Background information
- Born: April 5, 1954 Marion, Indiana, U.S.
- Died: July 31, 2006 (aged 52) Fort Lauderdale, Florida, U.S.
- Occupations: Musician, Choir Director
- Instruments: Voice, Organ, Piano, Harpsichord

= Jeffri W. Bantz =

Jeffri W. Bantz (April 5, 1954 – July 31, 2006) was an American classical conductor and teacher.

==Early life==
A native of Marion, Indiana, Bantz moved with his family to Florida in 1969 when his father, the Rev. Wayne Bantz started First Methodist Church of Coral Springs, Florida. He attended Pompano Beach High School and graduated from Deerfield Beach High School, where he was concertmaster of the school orchestra.

==Musical training==
Bantz received his formal music education at Florida Atlantic University and the University of Miami, where he studied organ performance. Throughout his conducting career, he continued his studies with many choral conductors including Robert Shaw, George Bragg, Joseph Flummerfelt, Sir David Willcocks, John Rutter, Howard Swan, Gerre Hancock and James Litton.

==Church career==
His first church job in Florida was at the First Baptist Church in Deerfield Beach, Florida. He served several churches, including First Methodist Church of Pompano Beach, Florida and St. Stephens Episcopal in Coconut Grove, Florida. In 1981, he became the organist and associate director of music at the First Presbyterian Church of Pompano Beach (known as the Pink Church), where he had begun organ study with Dr. Arden Whitacre some eleven years prior. In 1998, he became director of music at the Pink Church, where he remained until June 2006. Under his direction the music program at the Pink Church became widely respected throughout the country.

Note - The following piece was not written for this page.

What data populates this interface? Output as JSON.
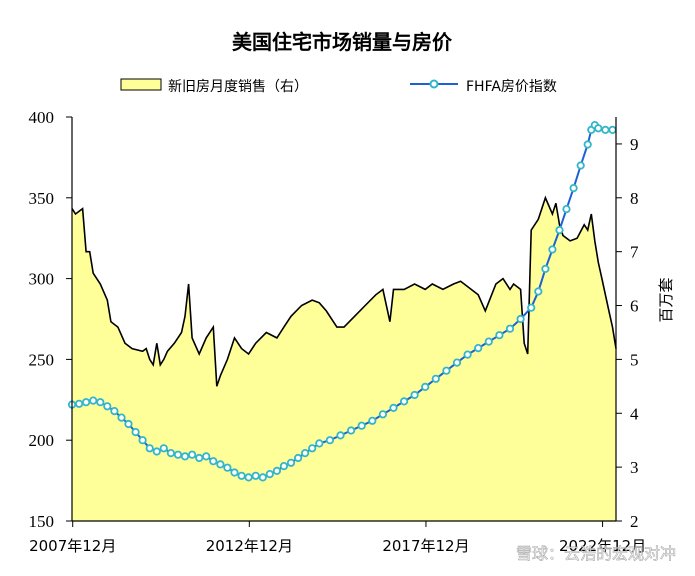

==Florida Philharmonic and Master Chorale of South Florida==
In 2000, Bantz joined the Florida Philharmonic Chorus as assistant director. When the orchestra folded three years later, he and Dr. Jo-Michael Scheibe led the chorus in its new form as the Master Chorale of South Florida, whose performances have received high critical acclaim.

==Florida's Singing Sons Boychoir==
Bantz was associated with the Florida's Singing Sons Boychoir for 20 years. During his 17-year tenure as music director, he molded the choir into a world-class performing group which won numerous awards including four international First Prizes during their many concert tours around the world. They included the 1996 Kathaumixw International Choral Festival and Competition in British Columbia, the 1997 Prague International Choir Festival in the Czech Republic, and the 1998 Princeton Invitational Choir Competition. The Singing Sons performed the National Anthem at the very first Florida Marlins baseball game in 1993. Under Bantz' direction, the boychoir was featured in performances with James Judd, Maureen Forester, Chanticleer, Audrey Hepburn, Liza Minnelli, Judy Collins, the Bee Gees (with whom they recorded a CD) and many others. They also were featured performers at national and regional conventions of the American Choral Directors Association.

==Other musical accomplishments==
Equally in demand as a solo performer or accompanist, Bantz performed in South Florida with the University of Miami Symphony, the Palm Beach Opera, the Miami Beach Symphony, the Florida Philharmonic Orchestra, the Ft. Lauderdale Symphony Chorus, the Gold Coast Opera, the Ft. Lauderdale Christian Chorale and the Nova Singers. He also served as conductor or accompanist for numerous international artists such as Marvis Martin, Dean Peterson, Janice Chandler, Steven Rickards, Curtis Rayam and many others.

==Awards==
The recipient of numerous local, state, and national awards, Bantz was awarded the Joseph Leavitt Award for outstanding achievement in the arts in 1993. In 1995, he was a finalist for the Cultural Foundation of Broward County's Moretti Award. In 2005, he received the Distinguished Service Award from the Broward County Music Teachers Association.